IS: Na sua opinião, os países do Ocidente estão absorvendo algumas características importantes do Oriente, como a valorização da cultura e da espiritualidade, ou ainda não conseguem pensar a vida de maneira holística?

JM: Tenho duas perspectivas, uma mais positiva e outra negativa. Primeiro a negativa. O Oriente está começando a ficar realmente frenético, rápido, contraído e perdendo boa parte da beleza e da harmonia que possuía no passado. Embora o Ocidente tenha absorvido parte da sensibilidade da cultura oriental, também tem sido influenciado por alguns aspectos negativos, como o maior controle sobre a população por meio da manipulação da mídia. Antigamente, dizia-se que China e Rússia faziam “lavagem cerebral” nas pessoas. Hoje, o Ocidente, assim como o Oriente, também utiliza a mídia primeiramente para “travá-las” em uma determinada perspectiva; depois, os governos usam o controle dos meios de comunicação para controlar também as consciências.
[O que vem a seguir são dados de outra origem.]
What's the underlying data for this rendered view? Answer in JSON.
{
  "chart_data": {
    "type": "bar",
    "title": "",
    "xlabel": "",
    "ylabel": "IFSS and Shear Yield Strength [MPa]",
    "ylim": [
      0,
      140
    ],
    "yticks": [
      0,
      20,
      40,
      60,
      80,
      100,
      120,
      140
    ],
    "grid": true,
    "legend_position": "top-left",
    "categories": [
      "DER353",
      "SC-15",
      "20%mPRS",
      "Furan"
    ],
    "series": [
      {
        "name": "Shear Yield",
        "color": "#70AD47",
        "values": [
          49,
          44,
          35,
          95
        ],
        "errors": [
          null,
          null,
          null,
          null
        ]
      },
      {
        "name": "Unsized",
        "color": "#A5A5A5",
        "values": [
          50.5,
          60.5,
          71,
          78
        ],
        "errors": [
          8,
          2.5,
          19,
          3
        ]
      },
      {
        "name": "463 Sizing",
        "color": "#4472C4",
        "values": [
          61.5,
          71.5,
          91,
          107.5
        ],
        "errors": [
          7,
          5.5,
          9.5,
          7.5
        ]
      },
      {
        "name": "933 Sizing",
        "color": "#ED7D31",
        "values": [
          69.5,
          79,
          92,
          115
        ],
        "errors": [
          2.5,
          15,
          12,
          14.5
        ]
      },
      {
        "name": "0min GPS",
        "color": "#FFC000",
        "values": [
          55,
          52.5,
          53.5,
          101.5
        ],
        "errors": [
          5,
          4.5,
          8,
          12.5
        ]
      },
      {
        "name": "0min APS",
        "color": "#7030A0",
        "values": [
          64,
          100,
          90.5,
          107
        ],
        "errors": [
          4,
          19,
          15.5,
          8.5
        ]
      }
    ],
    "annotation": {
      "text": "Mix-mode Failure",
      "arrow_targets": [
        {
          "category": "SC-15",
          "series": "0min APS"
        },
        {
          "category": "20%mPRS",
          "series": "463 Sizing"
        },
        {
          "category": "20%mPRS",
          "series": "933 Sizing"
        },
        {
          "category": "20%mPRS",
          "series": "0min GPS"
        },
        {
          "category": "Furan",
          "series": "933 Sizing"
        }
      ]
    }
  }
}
Pela perspectiva otimista vejo que o Oriente está aprendendo algumas das habilidades práticas do Ocidente, como fazer bons negócios e ser um pouco mais “materialista” – no sentido de produzir mais alimentos e algumas das novas tecnologias de mídia social. Essa perspectiva está se espalhando agora em grande parte da Ásia e fornecendo um meio para o continente se tornar mais democrático, porque não há controle do governo sobre esse tipo de mídia social. Assim, elas permitem que a consciência evolua rapidamente. A China pode sofrer um bom impacto nesse sentido. Talvez não enxerguemos isso agora, mas essa mídia vai possibilitar um ponto de vista melhor e muito mais democrático ao país ao longo do tempo. Esperamos que seja de forma pacífica. Ainda nessa perspectiva, vejo tradições extraordinárias de sabedoria – o Taoísmo chinês ou o Budismo Hinayana, os ensinamentos do Buda tanto para a iluminação quanto para uma vida em harmonia com a natureza; ou ainda, o grande conhecimento de alguns dos povos indígenas do Tibete, da tradição Hindu. Todos são ensinamentos magistrais de como alcançar a essência. E estamos em um momento no qual temos uma necessidade urgente de acessá-la, pois criamos toda esta sociedade de alta tecnologia desconectada da natureza e de nós mesmos. O Oriente tem respostas para esse tipo de dilema há mais de mil anos, mas só agora contamos com professores que incorporam interiormente esses ensinamentos. Vemos surgir ocidentais com treinamento muito profundo nessas abordagens e que podem representar uma ponte entre os dois pólos. É um sinal de esperança, porque significa que começamos a ter pessoas dentro da própria cultura ocidental que ouviram alguns dos grandes segredos do Oriente e podem trazê-los exatamente no momento em que mais se precisa deles.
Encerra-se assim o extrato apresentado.